I’m very lucky. I only have my MRI once a year, which means I don’t usually have to think about it for most of the 10 months. But then, the next date starts approaching and generally two months prior the scan, the thoughts begin to eat me inside again.
My annual MRI is next week and I’m already turning into this anxious and paranoid person. I’m trying to be positive but it’s bloody difficult to prevent all these thoughts popping up in your head.
I’m imagining lying in the machine surrounded by all those loud noises for an excruciating hour.
I’m thinking how they’re going to struggle to find a vein to inject the dye … as they always do.
I’m visualising how I’ll feel and what will be on my mind.

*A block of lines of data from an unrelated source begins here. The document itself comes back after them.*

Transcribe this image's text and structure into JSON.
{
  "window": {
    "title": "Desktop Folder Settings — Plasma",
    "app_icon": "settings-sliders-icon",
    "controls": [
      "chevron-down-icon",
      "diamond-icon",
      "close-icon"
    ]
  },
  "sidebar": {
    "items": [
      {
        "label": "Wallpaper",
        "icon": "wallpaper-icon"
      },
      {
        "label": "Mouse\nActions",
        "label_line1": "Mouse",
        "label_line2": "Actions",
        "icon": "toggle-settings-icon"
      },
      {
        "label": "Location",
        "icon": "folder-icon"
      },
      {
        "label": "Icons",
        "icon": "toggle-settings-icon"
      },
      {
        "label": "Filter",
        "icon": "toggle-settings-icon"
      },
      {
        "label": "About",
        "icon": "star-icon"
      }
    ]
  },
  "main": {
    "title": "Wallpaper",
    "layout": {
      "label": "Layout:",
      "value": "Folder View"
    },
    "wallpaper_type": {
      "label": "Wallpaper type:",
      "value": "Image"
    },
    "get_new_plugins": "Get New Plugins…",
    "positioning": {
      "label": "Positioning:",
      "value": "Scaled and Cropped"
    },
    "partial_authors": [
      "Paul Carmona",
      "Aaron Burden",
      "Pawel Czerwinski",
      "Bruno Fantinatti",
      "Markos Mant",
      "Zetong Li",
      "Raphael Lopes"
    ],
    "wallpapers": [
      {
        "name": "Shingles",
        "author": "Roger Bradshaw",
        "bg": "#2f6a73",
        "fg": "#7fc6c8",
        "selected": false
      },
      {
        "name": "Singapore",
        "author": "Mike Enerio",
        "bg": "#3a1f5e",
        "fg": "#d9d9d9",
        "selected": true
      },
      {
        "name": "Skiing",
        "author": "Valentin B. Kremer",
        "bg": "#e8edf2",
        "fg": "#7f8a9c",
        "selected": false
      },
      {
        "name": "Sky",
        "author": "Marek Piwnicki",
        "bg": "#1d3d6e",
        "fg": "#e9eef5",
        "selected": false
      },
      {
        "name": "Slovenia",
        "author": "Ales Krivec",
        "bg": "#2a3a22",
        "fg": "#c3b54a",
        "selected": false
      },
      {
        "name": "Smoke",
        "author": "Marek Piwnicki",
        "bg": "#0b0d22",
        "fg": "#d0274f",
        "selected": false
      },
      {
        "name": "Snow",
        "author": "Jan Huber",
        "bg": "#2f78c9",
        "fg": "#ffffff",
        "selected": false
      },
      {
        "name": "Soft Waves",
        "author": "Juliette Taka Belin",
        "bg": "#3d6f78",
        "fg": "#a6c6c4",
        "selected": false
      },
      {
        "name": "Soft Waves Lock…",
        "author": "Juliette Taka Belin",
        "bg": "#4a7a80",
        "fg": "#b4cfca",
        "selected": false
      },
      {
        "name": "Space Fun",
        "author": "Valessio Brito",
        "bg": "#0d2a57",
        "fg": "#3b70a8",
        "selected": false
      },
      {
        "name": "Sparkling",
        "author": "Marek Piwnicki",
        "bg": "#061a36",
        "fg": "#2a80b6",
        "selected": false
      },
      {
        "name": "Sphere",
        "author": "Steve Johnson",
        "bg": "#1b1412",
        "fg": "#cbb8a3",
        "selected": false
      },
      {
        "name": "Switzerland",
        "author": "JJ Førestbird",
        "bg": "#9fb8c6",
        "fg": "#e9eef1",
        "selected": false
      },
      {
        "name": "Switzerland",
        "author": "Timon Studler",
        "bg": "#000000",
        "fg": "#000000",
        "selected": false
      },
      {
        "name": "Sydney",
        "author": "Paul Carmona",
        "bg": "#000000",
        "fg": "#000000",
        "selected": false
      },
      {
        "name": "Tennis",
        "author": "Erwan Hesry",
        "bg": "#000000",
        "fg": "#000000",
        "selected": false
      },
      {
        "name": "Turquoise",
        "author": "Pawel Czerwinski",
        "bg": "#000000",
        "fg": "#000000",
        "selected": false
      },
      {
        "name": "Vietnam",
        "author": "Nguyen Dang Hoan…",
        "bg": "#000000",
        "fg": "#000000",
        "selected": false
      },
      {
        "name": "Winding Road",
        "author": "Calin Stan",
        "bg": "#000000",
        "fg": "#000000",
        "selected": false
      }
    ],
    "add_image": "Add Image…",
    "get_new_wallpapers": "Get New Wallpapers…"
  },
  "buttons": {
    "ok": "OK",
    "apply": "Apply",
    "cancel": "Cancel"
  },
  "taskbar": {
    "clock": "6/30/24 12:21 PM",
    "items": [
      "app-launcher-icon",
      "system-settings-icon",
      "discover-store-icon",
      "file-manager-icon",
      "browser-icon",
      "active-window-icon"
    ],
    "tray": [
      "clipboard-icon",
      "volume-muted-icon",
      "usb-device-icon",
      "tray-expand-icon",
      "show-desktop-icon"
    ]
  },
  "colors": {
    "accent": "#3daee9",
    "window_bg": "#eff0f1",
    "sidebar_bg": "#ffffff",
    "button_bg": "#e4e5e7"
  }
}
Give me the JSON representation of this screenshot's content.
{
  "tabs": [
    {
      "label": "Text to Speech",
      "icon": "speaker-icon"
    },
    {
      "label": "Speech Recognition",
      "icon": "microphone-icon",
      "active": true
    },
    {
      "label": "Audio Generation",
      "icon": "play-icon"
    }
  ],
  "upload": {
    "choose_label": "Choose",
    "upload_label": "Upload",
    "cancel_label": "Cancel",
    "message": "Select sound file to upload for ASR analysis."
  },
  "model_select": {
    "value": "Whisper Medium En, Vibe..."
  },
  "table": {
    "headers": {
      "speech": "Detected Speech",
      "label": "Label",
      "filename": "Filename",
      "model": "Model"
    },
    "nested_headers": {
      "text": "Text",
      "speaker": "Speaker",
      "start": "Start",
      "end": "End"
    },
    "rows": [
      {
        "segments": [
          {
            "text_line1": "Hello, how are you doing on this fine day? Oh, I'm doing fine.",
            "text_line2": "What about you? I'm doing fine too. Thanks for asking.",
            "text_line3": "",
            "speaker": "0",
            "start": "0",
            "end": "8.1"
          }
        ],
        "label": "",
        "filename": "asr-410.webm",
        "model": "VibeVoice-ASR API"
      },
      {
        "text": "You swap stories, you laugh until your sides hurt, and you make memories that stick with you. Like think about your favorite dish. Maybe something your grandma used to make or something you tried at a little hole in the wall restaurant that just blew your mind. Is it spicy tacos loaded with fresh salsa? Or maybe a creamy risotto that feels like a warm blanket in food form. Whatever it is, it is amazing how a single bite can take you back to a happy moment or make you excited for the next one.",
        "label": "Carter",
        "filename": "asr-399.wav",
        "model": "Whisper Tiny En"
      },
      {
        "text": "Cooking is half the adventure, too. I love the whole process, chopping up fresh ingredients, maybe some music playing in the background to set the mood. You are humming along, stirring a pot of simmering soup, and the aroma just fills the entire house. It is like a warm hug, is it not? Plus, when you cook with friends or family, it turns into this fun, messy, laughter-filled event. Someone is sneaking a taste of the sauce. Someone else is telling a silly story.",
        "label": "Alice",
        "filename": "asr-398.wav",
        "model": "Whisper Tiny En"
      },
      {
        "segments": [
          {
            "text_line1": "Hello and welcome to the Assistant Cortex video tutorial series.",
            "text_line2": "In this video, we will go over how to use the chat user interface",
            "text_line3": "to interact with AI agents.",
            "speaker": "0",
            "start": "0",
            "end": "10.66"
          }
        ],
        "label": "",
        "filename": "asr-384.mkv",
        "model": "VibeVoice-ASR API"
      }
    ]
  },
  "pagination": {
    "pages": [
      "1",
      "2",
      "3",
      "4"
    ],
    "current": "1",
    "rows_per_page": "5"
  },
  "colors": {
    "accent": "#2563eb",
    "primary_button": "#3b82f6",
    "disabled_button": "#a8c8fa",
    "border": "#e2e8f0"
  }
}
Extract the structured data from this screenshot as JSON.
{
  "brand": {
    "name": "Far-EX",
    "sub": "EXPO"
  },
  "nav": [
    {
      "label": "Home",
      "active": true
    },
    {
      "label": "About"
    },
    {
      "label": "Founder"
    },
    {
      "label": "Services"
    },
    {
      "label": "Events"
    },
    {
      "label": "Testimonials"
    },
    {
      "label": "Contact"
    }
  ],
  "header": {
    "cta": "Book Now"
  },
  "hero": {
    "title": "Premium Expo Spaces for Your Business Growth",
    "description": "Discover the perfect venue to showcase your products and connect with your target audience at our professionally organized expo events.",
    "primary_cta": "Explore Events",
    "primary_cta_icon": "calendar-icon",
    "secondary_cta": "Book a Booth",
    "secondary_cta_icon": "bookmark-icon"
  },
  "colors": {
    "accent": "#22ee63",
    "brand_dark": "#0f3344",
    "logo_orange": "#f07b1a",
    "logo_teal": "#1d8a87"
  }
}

And then the wait for the results.
I have a bit of a love and hate relationship with the MRI machine. I like what it does and how much it can show and help us diagnose. Despite the general view, I don’t find it claustrophobic and I think the noises are quite intriguing. Actually, if you find a pattern in the different sounds, it can help with meditation, which is something I did during my previous scans.
So, what do I hate about it. The circumstances. The bad news it gives and the anxiety it creates. And I do realise these are all just conceptual.
As everything in this world, it is as bad as we make it to be in our head. Fear is abstract. Anxiety is abstract. But that doesn’t mean it’s not real. Is it illogical and unhelpful? Yes!
So how do I prepare?
Be realistic. – I know I will be anxious and it won’t be a pleasant experience. But I’ve done it many times before and know what to expect.
Use affirmations. – My anxiety and fear are irrational and unhelpful. I cannot influence the outcome. If the results are positive then great, I can move on. If they are negative then I’m lucky to be surrounded by the best experts in their fields and I’ll be supported 100%.
Be hopeful and positive. – Because eventually everything is going to be ok. All I can do is live, take things as they come. Oh and meditate!
This article was inspired by Martino Sclavi’s blog and written with everyone undergoing similar experience on my mind.